Select your ‘sandbox’ domain and click Edit

https://buildwindows.files.wordpress.com/2015/09/snap-2015-09-04-at-12-18-06_thumb.png?w=602&h=441

Affect the SSO configuration which was created during the previous steps to this domain then click Save

NB

  • You can affect more than one SSO configuration to your domain
  • If you uncheck the ‘Login page’, users will not be able to use local ‘salesforce’ users to login to the domain

3.3- Test the configuration

Now, we can test our configuration.

First, you must assign users or groups to be be authorized to use this application (to use the Azure AD Authentication).

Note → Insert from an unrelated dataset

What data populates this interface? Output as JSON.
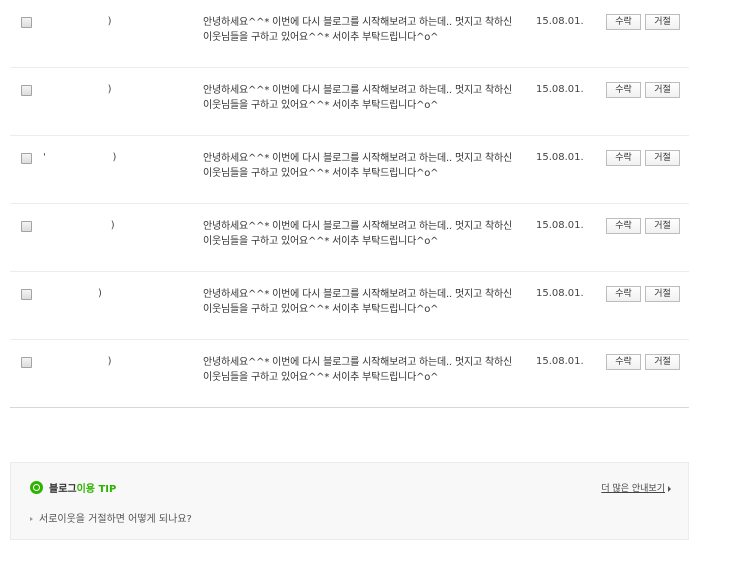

In Azure AD, go to the Application –> Users and Groups. Choose the ‘All Users’ or ‘Groups’ filter and assign the desired users.

https://buildwindows.files.wordpress.com/2015/09/snap-2015-09-07-at-18-08-43_thumb.png?w=714&h=451

Now connect to the ‘Salesforce’ sandbox URL (sign-on URL ie your Salesforce ‘sandbox’ domain name ). And choose your ‘AzureAD SSO’ that you already configured.

https://buildwindows.files.wordpress.com/2015/09/snap-2015-09-07-at-18-10-52_thumb.png?w=704&h=372

You have successfully logged using SSO to Salesforce ‘sandbox’ environment.